Из случайного разговора я узнал, что весь этот лагерь будут отправлять в Норильск.
Ну, как тут не поверить в судьбу? Ещё в 1941 году меня везли в этот Норильск, но не довезли. Где только не побывал, но теперь мой путь опять ведёт туда же.
Я долго думал, что же это за место? И почему оно так важно для советской власти, что столько людей туда везут?
С 12 часов через репродукторы начали объявлять, чтобы все собирались к вахте, где будут вызывать по фамилиям и отмечать. Эта перекличка шла довольно медленно, и тогда в лагерь привезли настоящий оркестр из лагеря № 4 "Норильскстроя"2. Я слыхал про этот лагерь ещё тогда, когда сидел на гидролизном заводе. Его содержали в образцовом порядке, и там был не только свой духовой оркестр, но даже что-то вроде театра. Там
2 Видимо, здесь неточность: речь должна идти о 8-м лаготделении Норильлага, которое находилось в Красноярске, тогда как 4-е л/о находилось в Дудинке.
были ещё разные мастерские, почти что фабрики. Этот лагерь всем себя сам обеспечивал, у него даже были земельные угодья, скот и свиноферма.
Но вернёмся к вахте, где продолжалась перекличка. Некоторые офицеры уже охрипли от выкрикивания фамилий. Вот уже и ночь, а спать не отпускают. Оркестр играет, певцы поют. Только аплодисментов не было: каждый думал о том, что его ждёт впереди.
Свою фамилию я услышал под утро, где-то в четвёртом часу. Подхожу к столу, отвечаю на вопросы: фамилия, имя, отчество, год рождения, статья и срок. Всё сходится, и охранник выводит меня за ворота лагеря, где уже сидят на земле человек сто. И меня посадили с ними. То и дело приводили ещё кого-нибудь, и это продолжалось до 7 или 8 часов утра.
Потом нам принесли хлеб, по четверти буханки ("кирпича") на каждого, и воду ("кипяток"). Нас подняли и опять пересчитали. Было уже, наверно, 9 часов утра, когда нас погнали на ту пристань, где семь лет назад я носил на баржи цемент. Мы пришли на место около 12 часов дня, и снова завертелась та же карусель: выкликают по фамилии, задают те же вопросы, которых не буду больше повторять. Опять всех сажают на землю, но теперь ближе к берегу, у трапа, приставленного к борту большой баржи.
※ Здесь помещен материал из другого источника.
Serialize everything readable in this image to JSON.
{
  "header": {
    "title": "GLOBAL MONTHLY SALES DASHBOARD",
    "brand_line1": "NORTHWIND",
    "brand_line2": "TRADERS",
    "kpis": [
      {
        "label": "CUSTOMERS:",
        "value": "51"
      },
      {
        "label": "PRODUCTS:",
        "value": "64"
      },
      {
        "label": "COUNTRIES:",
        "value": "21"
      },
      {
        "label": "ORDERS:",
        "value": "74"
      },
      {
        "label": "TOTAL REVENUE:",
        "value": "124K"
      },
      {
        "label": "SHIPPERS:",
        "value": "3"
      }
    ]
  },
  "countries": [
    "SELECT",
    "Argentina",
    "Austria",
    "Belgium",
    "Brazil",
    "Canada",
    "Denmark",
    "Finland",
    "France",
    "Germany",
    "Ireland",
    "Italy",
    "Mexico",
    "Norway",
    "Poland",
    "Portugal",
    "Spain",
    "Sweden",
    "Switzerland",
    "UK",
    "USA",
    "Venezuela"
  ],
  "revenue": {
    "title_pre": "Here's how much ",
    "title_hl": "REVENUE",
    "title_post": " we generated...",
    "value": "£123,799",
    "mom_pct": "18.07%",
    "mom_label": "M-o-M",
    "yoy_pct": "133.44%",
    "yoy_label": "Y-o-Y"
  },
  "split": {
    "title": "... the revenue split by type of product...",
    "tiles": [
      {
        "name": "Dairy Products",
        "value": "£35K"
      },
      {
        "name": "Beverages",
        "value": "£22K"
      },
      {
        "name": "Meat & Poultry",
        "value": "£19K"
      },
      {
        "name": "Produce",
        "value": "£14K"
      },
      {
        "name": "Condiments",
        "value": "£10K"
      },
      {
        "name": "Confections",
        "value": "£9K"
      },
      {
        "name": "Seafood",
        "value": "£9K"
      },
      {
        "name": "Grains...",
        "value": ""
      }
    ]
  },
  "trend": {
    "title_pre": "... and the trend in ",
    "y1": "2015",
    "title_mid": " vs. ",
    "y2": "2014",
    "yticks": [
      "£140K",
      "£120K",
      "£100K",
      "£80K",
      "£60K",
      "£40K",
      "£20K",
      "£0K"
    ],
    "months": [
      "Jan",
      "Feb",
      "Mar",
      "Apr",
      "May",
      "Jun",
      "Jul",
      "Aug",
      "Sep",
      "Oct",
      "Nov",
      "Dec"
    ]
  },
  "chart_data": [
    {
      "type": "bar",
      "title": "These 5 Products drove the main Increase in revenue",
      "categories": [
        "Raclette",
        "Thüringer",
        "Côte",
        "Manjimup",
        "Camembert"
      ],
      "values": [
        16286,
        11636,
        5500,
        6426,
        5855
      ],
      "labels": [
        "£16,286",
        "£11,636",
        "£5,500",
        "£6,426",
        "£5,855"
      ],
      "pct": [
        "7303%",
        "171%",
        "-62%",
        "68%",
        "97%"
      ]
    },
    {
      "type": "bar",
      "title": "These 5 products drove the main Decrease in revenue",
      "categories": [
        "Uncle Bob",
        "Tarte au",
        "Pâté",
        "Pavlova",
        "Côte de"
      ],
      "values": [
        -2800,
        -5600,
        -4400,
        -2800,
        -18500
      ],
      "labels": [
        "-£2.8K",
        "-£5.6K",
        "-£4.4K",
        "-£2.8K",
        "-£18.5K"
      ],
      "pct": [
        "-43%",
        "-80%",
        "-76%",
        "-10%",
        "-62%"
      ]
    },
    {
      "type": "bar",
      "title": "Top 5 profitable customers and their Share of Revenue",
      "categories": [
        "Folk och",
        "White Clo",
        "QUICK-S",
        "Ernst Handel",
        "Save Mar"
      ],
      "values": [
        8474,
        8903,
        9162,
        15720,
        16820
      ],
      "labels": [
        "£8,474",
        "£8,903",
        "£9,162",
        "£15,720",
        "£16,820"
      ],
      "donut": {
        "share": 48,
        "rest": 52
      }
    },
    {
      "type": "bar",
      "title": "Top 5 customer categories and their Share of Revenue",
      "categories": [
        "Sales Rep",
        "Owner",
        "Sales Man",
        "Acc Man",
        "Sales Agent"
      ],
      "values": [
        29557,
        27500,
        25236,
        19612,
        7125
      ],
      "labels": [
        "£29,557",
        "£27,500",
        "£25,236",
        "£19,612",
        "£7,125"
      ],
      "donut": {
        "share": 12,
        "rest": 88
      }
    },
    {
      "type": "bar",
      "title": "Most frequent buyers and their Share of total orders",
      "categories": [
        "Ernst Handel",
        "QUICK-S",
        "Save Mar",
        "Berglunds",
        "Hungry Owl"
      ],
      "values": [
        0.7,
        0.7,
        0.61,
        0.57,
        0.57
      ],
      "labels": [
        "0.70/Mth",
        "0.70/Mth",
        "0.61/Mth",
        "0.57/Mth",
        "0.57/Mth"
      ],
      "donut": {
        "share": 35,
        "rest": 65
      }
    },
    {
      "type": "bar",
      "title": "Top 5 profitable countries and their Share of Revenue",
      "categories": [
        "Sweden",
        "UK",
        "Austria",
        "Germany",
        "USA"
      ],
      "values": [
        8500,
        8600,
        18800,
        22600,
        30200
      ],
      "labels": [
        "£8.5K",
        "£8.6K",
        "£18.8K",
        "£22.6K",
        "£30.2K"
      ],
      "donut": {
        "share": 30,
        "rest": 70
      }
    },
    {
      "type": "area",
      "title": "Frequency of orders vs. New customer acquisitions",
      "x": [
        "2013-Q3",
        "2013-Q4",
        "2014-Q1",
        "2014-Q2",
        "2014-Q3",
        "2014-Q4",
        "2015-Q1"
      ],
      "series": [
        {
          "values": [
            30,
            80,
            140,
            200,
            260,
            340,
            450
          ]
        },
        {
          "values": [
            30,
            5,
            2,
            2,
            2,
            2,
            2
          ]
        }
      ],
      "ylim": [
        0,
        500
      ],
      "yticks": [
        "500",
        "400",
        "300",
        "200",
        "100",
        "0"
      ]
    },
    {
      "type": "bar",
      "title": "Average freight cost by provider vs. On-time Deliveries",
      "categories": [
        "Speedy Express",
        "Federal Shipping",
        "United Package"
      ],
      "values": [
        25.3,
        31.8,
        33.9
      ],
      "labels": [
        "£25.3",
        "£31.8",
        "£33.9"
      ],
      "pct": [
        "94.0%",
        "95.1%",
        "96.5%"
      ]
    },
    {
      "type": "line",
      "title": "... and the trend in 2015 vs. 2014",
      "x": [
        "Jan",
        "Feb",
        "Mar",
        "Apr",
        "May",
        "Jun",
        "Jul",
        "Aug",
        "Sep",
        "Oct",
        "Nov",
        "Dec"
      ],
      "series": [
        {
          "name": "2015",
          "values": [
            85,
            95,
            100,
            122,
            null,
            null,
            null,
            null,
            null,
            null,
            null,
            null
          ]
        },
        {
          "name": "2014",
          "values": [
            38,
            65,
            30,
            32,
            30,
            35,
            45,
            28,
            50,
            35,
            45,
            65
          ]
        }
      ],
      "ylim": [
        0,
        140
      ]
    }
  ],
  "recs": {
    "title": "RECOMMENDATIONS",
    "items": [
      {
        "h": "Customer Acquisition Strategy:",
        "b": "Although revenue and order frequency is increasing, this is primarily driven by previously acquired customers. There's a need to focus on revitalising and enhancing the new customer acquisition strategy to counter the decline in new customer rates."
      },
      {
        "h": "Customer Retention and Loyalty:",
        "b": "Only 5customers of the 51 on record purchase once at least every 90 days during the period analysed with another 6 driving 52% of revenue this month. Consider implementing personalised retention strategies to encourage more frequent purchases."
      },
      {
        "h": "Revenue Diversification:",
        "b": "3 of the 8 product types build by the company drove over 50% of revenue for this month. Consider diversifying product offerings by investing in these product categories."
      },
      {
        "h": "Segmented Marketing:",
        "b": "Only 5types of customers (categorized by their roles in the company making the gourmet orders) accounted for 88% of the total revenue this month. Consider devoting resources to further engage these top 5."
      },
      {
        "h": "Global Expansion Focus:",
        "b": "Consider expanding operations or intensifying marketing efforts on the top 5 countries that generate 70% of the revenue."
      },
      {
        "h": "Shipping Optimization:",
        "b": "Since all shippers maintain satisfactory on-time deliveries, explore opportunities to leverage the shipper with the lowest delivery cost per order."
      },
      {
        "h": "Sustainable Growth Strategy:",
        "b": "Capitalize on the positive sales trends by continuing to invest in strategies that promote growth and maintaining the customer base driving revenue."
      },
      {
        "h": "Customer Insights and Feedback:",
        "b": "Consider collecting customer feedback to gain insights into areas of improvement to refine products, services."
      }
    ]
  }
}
Отсчитав по двадцать заключённых, им объявляли номер, и теперь это была бригада. Каждую бригаду охранник заводил на баржу и показывал место в трюме. Внутри 4-этажные нары, в три ряда. Баржа была широкая, в длину около 25 метров, а в высоту метров шесть. Окон в трюме никаких, только два выхода на палубу, разделяющие баржу на три части. Баржа деревянная, такие строились специально для перевозки заключённых. Выходы на палубу закрыты толстыми решётками. Что там было наверху, на палубе, я не успел разглядеть.
Погрузка шла ещё со вчерашнего дня, потому что в трюме мы увидели много людей. Но только на третий день баржа была заполнена. А пока шла погрузка, нам выдавали хлеб и по пол-литра супа из какой-то крупы, даже довольно густого.
На четвёртый день баржа стала покачиваться, и я понял, что мы уже плывём. Поскольку окон в трюме не было, там царил полумрак, а того слабого света, который проникал через два выхода, не хватало, чтобы осветить весь трюм.
На шестой день баржу пришвартовали к какому-то берегу. Оказалось, что наше путешествие подходит к концу.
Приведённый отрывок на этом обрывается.